Ranked Enumeration for Database Queries
Nikolaos Tziavelis, Wolfgang Gatterbauer, Mirek Riedewald
TL;DR
Ranked enumeration tackles returning query results in order of importance without materializing the entire output. The paper develops two main instantiations: lexicographic order and SUM-based ranking for acyclic join queries, achieving $\tilde{{\mathcal{O}}}(n + k)$ time-to-$k$ guarantees through semijoin preprocessing, join indexes, and careful top-down enumeration. It characterizes feasible lexicographic orders via disruptive trios and reverse alpha elimination orders, and extends to SUM with a bottom-up DP that computes optimal subtree weights, coupled with a priority-queue enumeration. Beyond these core cases, the work discusses general ranking functions (subset-monotone), CQs with projection, and non-acyclic cases via decompositions, supported by experiments showing practical speedups over traditional join-then-sort approaches.
Abstract
Ranked enumeration is a query-answering paradigm where the query answers are returned incrementally in order of importance (instead of returning all answers at once).
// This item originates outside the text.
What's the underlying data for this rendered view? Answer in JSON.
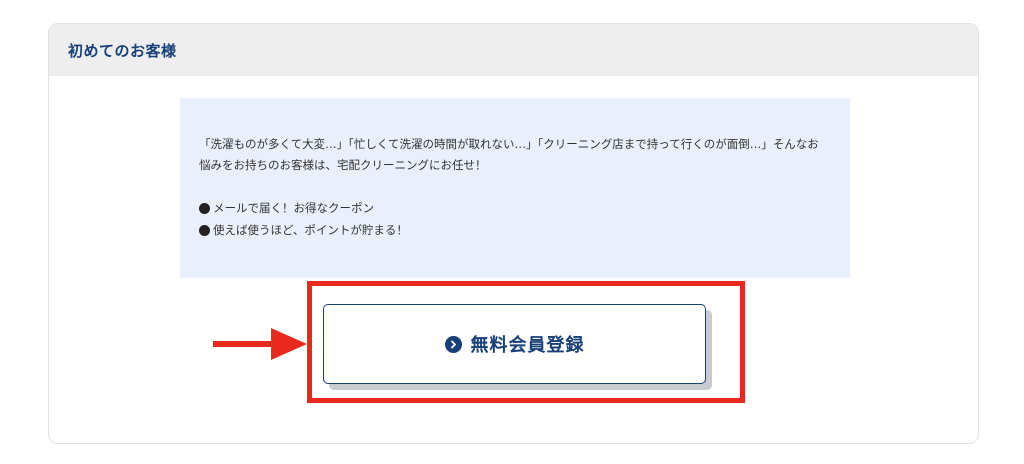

Importance is defined by a ranking function that can be specific to the application, but typically involves either a lexicographic order (e.g., "ORDER BY R.A, S.B" in SQL) or a weighted sum of attributes (e.g., "ORDER BY 3*R.A + 2*S.B"). Recent work has introduced any-k algorithms for (multi-way) join queries, which push ranking into joins and avoid materializing intermediate results until necessary. The top-ranked answers are returned asymptotically faster than the common join-then-rank approach of database systems, resulting in orders-of-magnitude speedup in practice. In addition to their practical usefulness, these techniques complement a long line of theoretical research on unranked enumeration, where answers are also returned incrementally, but with no explicit ordering requirement. For a broad class of ranking functions with certain monotonicity properties, including lexicographic orders and sum-based rankings, the ordering requirement surprisingly does not increase the asymptotic time or space complexity, apart from logarithmic factors. A key insight is the connection between ranked enumeration for database queries and the fundamental task of computing the kth-shortest path in a graph. Although this connection is important for grounding the problem in the literature, it can obfuscate the simplicity of the algorithm. In this article, we adopt a pragmatic approach and present a slightly simplified version of the algorithm without the shortest-path interpretation. We believe that this will benefit practitioners looking to implement and optimize any-k approaches.